Higher pay, fewer hours
A woman rallies to raise the minimum wage in 2015.
The All-Nite Images/Wikimedia Commons
It’s been over a decade since the federal minimum wage was raised, and many states and cities have moved on their own to raise the pay floor.
Critics argue that such moves will backfire because companies that are unable to afford higher wages will reduce payrolls. But the actual effects on labor markets are less clear.
In a paper in the American Economic Journal: Economic Policy, authors Ekaterina Jardim, Mark C. Long, Robert Plotnick, Emma van Inwegen, Jacob Vigdor, and Hilary Wething examine the impact of two minimum wage hikes by the city of Seattle in 2015 and 2016.

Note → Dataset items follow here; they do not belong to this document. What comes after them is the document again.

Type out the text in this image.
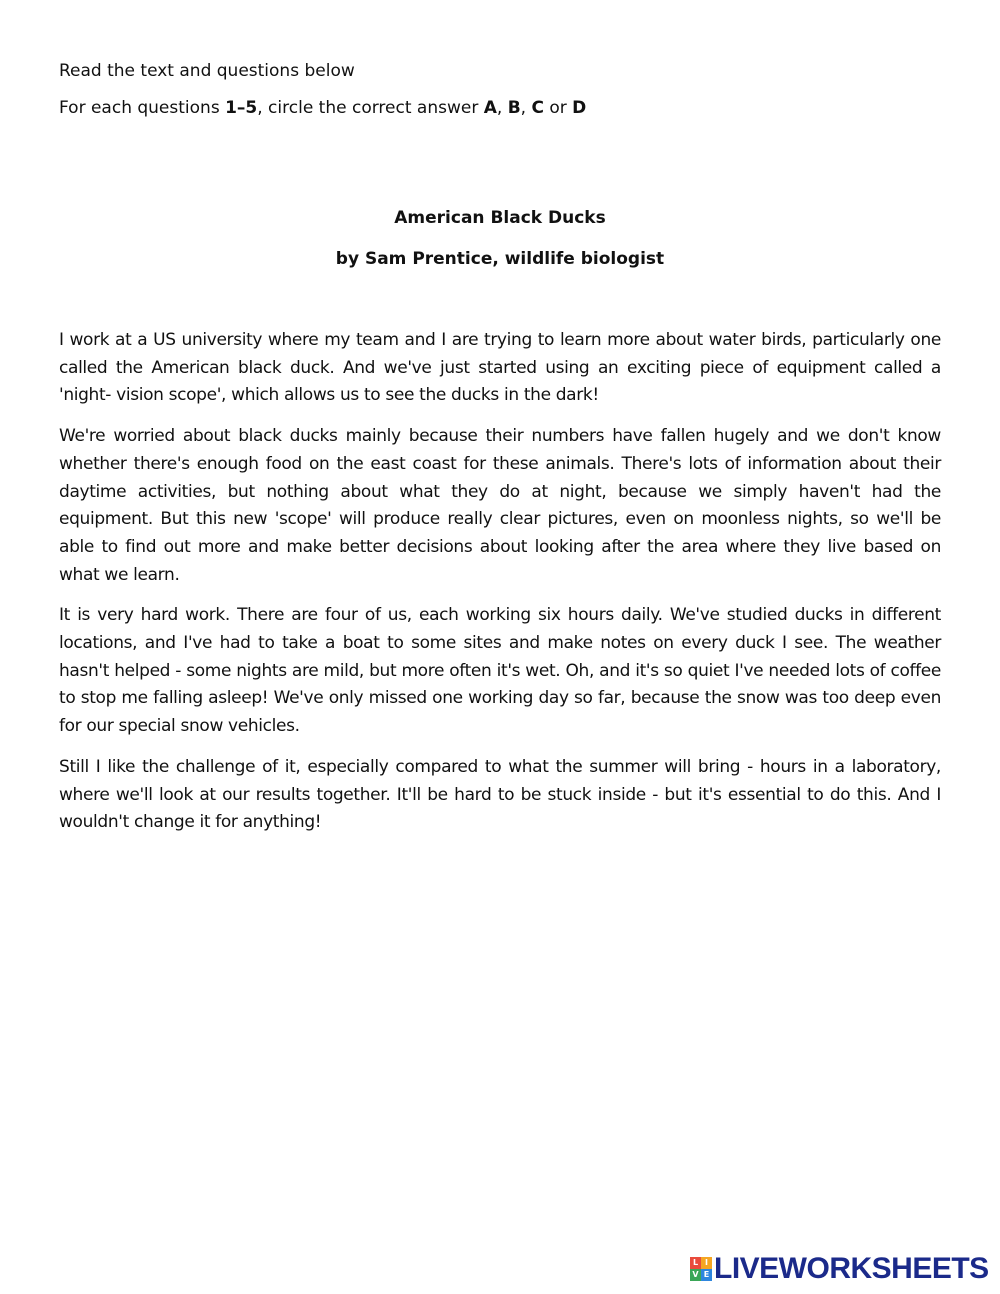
Read the text and questions below

For each questions 1–5, circle the correct answer A, B, C or D

American Black Ducks

by Sam Prentice, wildlife biologist

I work at a US university where my team and I are trying to learn more about water birds, particularly one called the American black duck. And we've just started using an exciting piece of equipment called a 'night- vision scope', which allows us to see the ducks in the dark!

We're worried about black ducks mainly because their numbers have fallen hugely and we don't know whether there's enough food on the east coast for these animals. There's lots of information about their daytime activities, but nothing about what they do at night, because we simply haven't had the equipment. But this new 'scope' will produce really clear pictures, even on moonless nights, so we'll be able to find out more and make better decisions about looking after the area where they live based on what we learn.

It is very hard work. There are four of us, each working six hours daily. We've studied ducks in different locations, and I've had to take a boat to some sites and make notes on every duck I see. The weather hasn't helped - some nights are mild, but more often it's wet. Oh, and it's so quiet I've needed lots of coffee to stop me falling asleep! We've only missed one working day so far, because the snow was too deep even for our special snow vehicles.

Still I like the challenge of it, especially compared to what the summer will bring - hours in a laboratory, where we'll look at our results together. It'll be hard to be stuck inside - but it's essential to do this. And I wouldn't change it for anything!

L I
V E LIVEWORKSHEETS
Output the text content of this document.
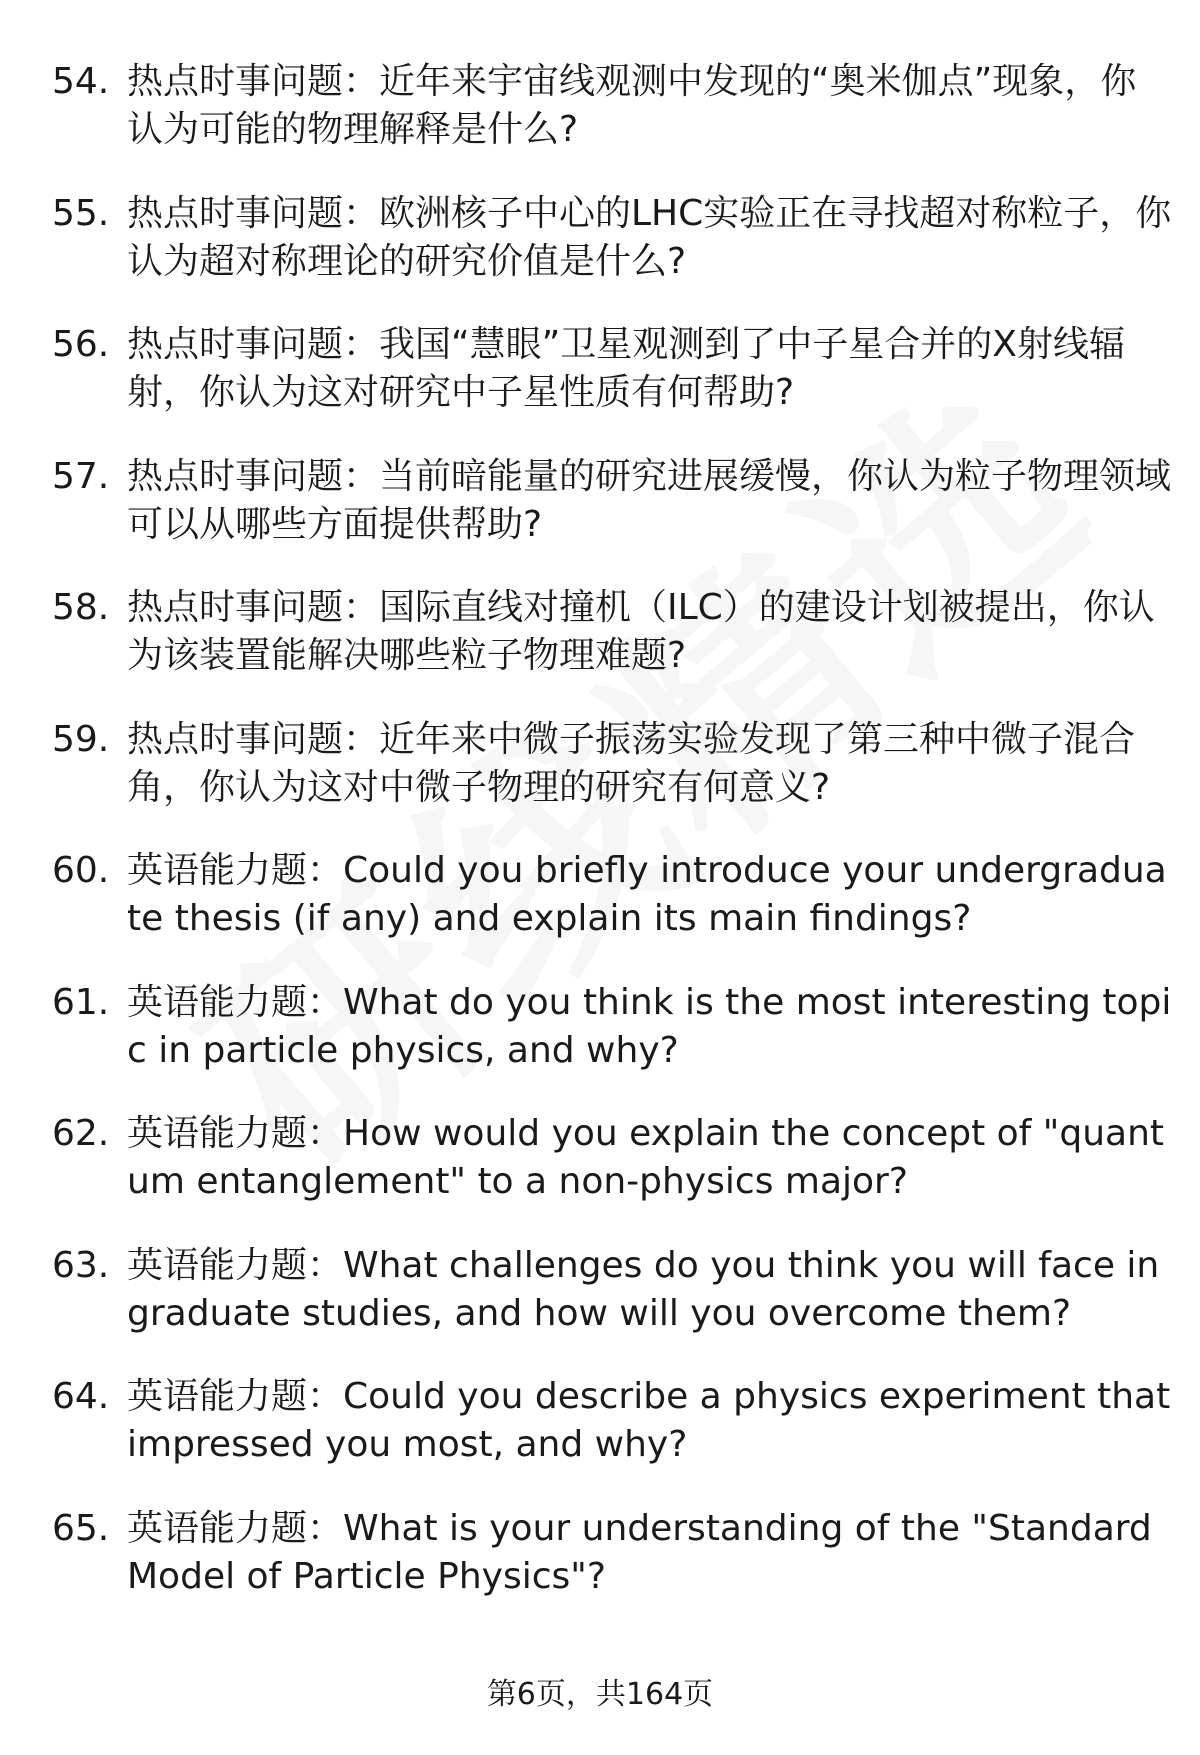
54. 热点时事问题：近年来宇宙线观测中发现的“奥米伽点”现象，你认为可能的物理解释是什么?
55. 热点时事问题：欧洲核子中心的LHC实验正在寻找超对称粒子，你认为超对称理论的研究价值是什么?
56. 热点时事问题：我国“慧眼”卫星观测到了中子星合并的X射线辐射，你认为这对研究中子星性质有何帮助?
57. 热点时事问题：当前暗能量的研究进展缓慢，你认为粒子物理领域可以从哪些方面提供帮助?
58. 热点时事问题：国际直线对撞机（ILC）的建设计划被提出，你认为该装置能解决哪些粒子物理难题?
59. 热点时事问题：近年来中微子振荡实验发现了第三种中微子混合角，你认为这对中微子物理的研究有何意义?
60. 英语能力题：Could you briefly introduce your undergraduate thesis (if any) and explain its main findings?
61. 英语能力题：What do you think is the most interesting topic in particle physics, and why?
62. 英语能力题：How would you explain the concept of "quantum entanglement" to a non-physics major?
63. 英语能力题：What challenges do you think you will face in graduate studies, and how will you overcome them?
64. 英语能力题：Could you describe a physics experiment that impressed you most, and why?
65. 英语能力题：What is your understanding of the "Standard Model of Particle Physics"?
第6页，共164页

Figure 5 from Jardim et al. (2022)
Seattle’s unusually robust labor market makes it difficult to examine the effects by simply comparing it to another city in Washington state. Therefore, the authors employed a synthetic control method.
Figure 5 shows the number of “new entrants”—workers paid under $15 per hour who had not been employed in the state during the prior five years. (The authors calculated four-quarter moving averages to smooth out seasonal fluctuations.) Both Seattle and its synthetic counterpart showed signs of accelerating growth during the baseline period. But the trends diverged after the minimum wage ordinance was passed in 2014, with growth leveling off and then starting to decline in Seattle. After the second increase went into effect in 2016, the number of new entrants in Seattle was about 10 percent below what it was in the synthetic control.
The authors say the ordinance (which includes increases every year through 2024) appears to have delivered higher pay to longer-tenured workers while reducing earnings and opportunities for those with no prior work experience. Overall, Seattle employers appeared to respond to the minimum wage hikes by reducing hours rather than headcounts in the short run. Then, as workers left, employers restored some of those hours to the people who remained.
“Minimum Wage Increases and Low-Wage Employment: Evidence from Seattle” appears in the May 2022 issue of the American Economic Journal: Economic Policy.